USED Recycle and reuse of products make great economic and environmental sense. But will circular economy benefit the world at a time when economic giants like the US are using trade sanctions to bully Rwanda, which has banned used clothing? India too is at the risk of becoming the rich world's dumpyard
AN UNEASY silence has enveloped over the once-vibrant Kimironko market in Rwanda's capital town, Kigali. Sitting in a dim corner, Emmanuel Harindin-Tiwari listens intently as the other stallholders discuss an incident on the border that now threatens political and social stability in East Africa. On May 24, the Rwandan security force gunned down two people, including a Ugandan national, for trying to smuggle used clothes into the country. Those were hand-me-downs from people living some tens of thousands of kilometers away across the North Atlantic Ocean, or beyond the Mediterranean Sea, which get sold across Africa as cheap garments and are the primary source of clothing across the continent.

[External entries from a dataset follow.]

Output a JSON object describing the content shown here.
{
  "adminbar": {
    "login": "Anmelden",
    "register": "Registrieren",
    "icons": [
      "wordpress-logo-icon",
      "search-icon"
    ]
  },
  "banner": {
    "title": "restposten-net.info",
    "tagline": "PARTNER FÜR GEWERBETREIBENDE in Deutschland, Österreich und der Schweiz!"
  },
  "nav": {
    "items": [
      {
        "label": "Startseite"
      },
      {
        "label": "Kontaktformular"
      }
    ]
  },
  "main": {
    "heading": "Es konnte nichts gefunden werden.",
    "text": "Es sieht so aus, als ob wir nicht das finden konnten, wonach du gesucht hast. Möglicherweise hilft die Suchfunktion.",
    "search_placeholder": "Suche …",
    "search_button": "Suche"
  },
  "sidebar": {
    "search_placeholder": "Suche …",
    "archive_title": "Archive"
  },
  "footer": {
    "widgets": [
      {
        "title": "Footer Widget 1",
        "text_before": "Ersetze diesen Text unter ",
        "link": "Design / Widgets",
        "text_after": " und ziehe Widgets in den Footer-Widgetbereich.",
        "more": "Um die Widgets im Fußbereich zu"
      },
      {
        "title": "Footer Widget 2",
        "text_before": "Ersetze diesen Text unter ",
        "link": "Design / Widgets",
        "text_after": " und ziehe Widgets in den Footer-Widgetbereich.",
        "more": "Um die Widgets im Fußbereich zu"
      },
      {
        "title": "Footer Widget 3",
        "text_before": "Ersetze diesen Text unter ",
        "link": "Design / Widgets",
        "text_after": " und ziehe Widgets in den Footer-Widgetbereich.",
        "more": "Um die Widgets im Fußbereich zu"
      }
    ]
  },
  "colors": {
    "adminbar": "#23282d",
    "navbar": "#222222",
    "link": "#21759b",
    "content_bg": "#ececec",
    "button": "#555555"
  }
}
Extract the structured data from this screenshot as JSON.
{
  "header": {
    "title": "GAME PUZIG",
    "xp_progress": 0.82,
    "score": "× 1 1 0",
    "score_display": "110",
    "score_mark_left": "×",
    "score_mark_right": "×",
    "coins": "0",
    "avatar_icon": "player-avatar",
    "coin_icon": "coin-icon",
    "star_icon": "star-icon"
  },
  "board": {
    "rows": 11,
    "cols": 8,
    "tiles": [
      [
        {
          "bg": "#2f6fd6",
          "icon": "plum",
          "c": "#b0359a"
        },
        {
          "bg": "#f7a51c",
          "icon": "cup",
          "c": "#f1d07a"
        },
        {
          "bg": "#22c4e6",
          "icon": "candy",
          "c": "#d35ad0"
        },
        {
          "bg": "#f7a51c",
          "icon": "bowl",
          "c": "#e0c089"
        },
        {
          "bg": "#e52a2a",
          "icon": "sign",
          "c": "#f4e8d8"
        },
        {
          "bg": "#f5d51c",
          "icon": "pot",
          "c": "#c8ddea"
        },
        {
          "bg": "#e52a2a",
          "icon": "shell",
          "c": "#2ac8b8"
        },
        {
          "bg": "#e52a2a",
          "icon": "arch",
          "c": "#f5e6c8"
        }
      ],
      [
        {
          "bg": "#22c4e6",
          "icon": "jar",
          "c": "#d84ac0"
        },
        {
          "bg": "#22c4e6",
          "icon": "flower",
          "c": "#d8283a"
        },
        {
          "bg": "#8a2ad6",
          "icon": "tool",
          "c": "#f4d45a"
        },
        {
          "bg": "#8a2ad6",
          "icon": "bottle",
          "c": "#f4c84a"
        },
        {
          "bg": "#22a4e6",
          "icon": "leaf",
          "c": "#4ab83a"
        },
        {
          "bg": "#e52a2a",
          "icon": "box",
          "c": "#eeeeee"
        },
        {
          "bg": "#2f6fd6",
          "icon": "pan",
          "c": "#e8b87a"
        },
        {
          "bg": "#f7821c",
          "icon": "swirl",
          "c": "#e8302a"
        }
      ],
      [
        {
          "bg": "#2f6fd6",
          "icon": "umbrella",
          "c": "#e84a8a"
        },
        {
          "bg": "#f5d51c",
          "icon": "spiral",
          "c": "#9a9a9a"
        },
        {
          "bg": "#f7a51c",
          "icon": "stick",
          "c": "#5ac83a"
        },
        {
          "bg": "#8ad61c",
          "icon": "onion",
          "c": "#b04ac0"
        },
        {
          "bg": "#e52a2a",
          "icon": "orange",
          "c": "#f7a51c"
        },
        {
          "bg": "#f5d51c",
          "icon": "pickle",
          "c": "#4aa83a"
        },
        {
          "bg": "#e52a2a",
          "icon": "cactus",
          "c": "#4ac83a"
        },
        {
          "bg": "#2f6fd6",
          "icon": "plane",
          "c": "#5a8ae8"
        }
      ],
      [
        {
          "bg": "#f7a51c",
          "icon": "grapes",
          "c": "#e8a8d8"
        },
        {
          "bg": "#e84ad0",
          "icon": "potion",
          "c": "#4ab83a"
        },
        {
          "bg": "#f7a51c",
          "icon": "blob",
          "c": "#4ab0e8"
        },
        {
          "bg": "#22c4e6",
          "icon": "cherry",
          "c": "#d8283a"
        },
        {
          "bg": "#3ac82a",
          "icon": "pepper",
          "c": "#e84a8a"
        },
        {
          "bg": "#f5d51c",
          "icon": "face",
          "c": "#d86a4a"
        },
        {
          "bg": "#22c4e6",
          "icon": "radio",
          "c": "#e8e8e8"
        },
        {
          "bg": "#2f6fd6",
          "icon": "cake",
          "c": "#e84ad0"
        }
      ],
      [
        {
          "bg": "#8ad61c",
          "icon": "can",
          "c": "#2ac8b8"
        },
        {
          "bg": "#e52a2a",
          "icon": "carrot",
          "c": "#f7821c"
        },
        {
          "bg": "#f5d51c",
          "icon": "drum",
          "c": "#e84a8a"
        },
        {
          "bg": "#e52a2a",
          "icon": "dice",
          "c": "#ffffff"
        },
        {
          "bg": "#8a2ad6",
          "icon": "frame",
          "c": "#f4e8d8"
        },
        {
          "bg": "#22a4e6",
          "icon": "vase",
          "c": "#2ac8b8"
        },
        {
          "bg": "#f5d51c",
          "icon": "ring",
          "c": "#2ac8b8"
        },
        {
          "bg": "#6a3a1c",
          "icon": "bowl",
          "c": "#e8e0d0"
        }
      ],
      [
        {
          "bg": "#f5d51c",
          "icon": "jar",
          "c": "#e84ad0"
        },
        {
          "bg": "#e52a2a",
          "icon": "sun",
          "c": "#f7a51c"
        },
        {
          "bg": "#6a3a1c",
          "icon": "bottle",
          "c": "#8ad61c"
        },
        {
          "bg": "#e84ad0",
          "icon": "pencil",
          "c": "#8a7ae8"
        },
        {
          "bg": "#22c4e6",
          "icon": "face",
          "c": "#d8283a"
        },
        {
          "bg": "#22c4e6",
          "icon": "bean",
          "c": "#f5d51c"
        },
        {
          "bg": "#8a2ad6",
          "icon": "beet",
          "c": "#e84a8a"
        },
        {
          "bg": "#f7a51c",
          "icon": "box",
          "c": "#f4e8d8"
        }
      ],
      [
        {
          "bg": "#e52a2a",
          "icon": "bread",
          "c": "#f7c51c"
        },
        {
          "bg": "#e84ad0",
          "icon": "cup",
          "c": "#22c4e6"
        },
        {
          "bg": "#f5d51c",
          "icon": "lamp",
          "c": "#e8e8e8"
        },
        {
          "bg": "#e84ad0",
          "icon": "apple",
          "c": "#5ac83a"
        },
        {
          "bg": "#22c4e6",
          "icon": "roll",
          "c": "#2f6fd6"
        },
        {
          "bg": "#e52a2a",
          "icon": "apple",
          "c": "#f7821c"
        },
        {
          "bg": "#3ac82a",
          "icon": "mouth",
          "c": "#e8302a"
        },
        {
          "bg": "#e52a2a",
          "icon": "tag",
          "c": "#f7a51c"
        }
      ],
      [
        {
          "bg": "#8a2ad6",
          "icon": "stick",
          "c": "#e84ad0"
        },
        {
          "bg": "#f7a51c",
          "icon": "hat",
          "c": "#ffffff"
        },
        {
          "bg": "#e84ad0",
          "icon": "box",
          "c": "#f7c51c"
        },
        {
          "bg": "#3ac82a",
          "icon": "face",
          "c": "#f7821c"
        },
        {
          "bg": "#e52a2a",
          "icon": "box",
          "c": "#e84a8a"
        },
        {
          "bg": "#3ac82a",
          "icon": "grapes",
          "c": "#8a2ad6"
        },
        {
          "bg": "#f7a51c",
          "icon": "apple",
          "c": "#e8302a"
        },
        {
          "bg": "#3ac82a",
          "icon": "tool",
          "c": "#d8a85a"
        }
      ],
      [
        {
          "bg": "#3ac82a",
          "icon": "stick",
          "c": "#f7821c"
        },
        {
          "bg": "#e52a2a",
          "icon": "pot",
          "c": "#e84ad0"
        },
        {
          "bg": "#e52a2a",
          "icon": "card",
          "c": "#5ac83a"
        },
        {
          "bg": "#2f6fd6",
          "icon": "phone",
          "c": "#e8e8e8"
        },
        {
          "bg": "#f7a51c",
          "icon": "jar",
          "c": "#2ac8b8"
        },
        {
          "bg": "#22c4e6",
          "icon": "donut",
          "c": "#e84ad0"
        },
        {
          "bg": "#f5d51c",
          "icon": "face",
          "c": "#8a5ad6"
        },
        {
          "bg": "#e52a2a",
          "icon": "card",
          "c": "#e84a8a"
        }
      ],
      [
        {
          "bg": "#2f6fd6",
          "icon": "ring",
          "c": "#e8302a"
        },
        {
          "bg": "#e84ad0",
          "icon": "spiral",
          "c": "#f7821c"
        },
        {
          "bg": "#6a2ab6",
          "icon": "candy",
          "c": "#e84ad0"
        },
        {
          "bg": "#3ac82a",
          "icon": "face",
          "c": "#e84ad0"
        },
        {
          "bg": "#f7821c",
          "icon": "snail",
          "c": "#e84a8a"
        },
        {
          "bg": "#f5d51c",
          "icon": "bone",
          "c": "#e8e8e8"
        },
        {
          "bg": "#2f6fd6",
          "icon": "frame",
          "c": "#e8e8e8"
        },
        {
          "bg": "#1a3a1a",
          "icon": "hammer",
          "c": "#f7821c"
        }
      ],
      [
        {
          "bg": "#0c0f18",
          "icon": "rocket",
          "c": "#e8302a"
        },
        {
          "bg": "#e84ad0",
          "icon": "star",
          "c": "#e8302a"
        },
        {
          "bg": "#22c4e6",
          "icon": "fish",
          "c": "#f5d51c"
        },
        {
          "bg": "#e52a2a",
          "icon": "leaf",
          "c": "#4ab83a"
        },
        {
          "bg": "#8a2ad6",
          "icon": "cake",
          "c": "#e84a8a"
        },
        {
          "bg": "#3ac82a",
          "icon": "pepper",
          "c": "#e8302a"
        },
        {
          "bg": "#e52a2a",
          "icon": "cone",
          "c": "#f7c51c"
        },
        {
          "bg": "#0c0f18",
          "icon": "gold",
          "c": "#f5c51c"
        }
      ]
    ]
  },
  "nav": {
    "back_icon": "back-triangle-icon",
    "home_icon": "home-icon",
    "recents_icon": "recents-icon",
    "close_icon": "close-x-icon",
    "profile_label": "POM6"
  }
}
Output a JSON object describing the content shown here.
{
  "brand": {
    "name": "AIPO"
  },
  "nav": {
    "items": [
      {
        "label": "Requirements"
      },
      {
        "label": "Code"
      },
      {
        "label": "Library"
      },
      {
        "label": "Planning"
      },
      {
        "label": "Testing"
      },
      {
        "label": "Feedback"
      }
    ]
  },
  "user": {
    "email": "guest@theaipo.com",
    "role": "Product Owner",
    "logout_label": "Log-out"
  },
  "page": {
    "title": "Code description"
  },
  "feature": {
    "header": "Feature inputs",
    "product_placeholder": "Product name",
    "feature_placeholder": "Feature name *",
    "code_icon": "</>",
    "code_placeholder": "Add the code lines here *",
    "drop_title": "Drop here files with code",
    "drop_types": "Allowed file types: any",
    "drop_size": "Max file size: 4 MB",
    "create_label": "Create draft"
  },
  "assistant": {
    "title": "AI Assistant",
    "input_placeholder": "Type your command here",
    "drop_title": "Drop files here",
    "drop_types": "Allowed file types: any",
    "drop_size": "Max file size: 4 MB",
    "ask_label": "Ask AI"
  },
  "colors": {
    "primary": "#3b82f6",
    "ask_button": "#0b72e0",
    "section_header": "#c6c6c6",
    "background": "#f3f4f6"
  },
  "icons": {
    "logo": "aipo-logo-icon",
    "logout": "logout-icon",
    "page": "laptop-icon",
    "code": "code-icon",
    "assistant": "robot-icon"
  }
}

But the Rwandan government does not want its citizens to sift through piles of cast-offs from wealthier nations. In its attempt to shed the "third world" label and "restore" people's dignity, the government has been aggressively regulating the entry of used clothes and footwear into the country. Since 2016-17, it has progressively increased taxes on this merchandise, first from the US $0.20 to $2.50 per kg and then to $4 in the next financial year. Tariff on used footwear has also jumped from $0.20 to $5. Simultaneously, the government has heightened surveillance along the country's porous borders with Uganda and the Democratic Republic of Congo, which is among the top importers of used clothing in Africa. This has unnerved many of the 22,000 Rwandans engaged in the trade—right from wholesalers, retailers and vendors to those involved in washing, repairing and restyling products to fit the body shapes and sizes of Africans.